Casinos located in major population centers may feel minimal impact, but those further from core markets could face considerable challenges. The overall rise in inflation and decreased disposable income could lead to a decline in GGR growth for land-based venues, which had experienced continuous growth for the past two decades.
Early signs of this trend are already surfacing. Derek Stevens, owner of three properties in downtown Las Vegas, noted in a CNBC article that ATM cash withdrawals in casinos have begun to decline. Downtown Las Vegas, which relies heavily on visitors driving in from California, is particularly vulnerable to rising gasoline prices. Thus, regional casinos, which depend on daytrippers, may experience even greater difficulties.
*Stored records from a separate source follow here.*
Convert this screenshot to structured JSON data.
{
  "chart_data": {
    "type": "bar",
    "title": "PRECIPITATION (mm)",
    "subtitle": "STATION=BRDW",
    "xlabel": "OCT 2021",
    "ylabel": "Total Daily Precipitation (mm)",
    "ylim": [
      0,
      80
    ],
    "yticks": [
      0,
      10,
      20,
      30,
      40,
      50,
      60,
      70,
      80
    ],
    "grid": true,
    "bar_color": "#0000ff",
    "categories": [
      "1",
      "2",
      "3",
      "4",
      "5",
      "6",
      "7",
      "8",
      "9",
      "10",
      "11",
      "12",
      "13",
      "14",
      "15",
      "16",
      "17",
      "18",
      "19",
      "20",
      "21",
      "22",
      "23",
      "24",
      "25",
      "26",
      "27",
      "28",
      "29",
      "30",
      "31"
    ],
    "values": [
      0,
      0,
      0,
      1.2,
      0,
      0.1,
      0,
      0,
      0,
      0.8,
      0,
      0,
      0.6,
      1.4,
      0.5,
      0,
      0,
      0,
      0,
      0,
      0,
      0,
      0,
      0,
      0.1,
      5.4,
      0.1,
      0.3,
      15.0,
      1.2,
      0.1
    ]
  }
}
Preliminary May GGR results showcase these shifts: out of 18 commercial gaming states, GGR increased in only eight states while declining in 10 compared to the previous year. Notable declines included Connecticut (-11%), Indiana (-11%), Louisiana (-9%), Mississippi (-8%), New Mexico (-5%), and Iowa (-5%). Connecticut's tribal casinos, which count heavily on the drive-in market from New York City and Boston, experienced an 11% GGR decrease in May, potentially signaling broader industry issues as initial reports for June indicate ongoing declines and possibly accelerating trends.
The American Gaming Association reported a record three months of revenue through May 2022 yet highlighted concerning trends: slot GGR fell by 0.1% year-over-year to $2.94 billion while table game GGR increased by 11% to $873.9 million. Sports betting GGR rose by 78% year-over-year to reach $487.5 million, and igaming GGR grew by 31% to $406.4 million. Despite the growth in table games, the overall land-based GGR rose by only 1.5% from the previous month.
Land-based gaming still accounts for over 70% of total U.S. gaming revenue, and while sports betting and igaming are gaining attention, igaming actually saw a decline of 2.4% in May, while sports betting's growth was recorded at 5.1%. Given that sports betting comprises only 7-8% of total U.S. GGR, drawing conclusions solely from its monthly performance can be misleading due to the variable sports calendar and the evolving landscape of new markets.
The notion of the U.S. casino market being recession-proof has been disproven; therefore, pervasive inflation, intensified by soaring gasoline prices, is likely to lead to stock declines for commercial operators as consumers brace for inflationary effects. This trend has already been notable: Caesars Entertainment's stock plummeted by 57% between January 3 and June 24 of this year, while Bally's fell by 46% and both Penn National Gaming and MGM Resorts saw shares drop by 44%. The S&P 500, for comparison, decreased by only 20% during the same timeframe.
For tribal casinos, declines in GGR signify an existential threat, impacting not only the overall value but also tribal services that directly affect community members. In contrast, increased gasoline prices and reduced travel for land-based gaming could allegedly benefit igaming, as players turn to online options. However, the combined effect of decreasing disposable income and rising inflation across various essential items adds pressure on igaming GGR prospects.
Early indicators suggest a decline in igaming revenue may be occurring, particularly in leading states, although confidence in these findings remains tentative. Data from Michigan, Pennsylvania, New Jersey, and Connecticut shows reductions in igaming revenue from March to June 2022, with overall declines by 8.6% across these states. Pennsylvania reported a 12.9% decrease, Connecticut saw an 11.4% drop, and both Michigan and New Jersey experienced declines of 7.7% and 5.3%, respectively.
While variations could be part of a maturing igaming market or seasonal factors, this decline is concerning against a backdrop of prior revenue growth. The next quarter's revenue data will be crucial in establishing any consistent trends moving forward.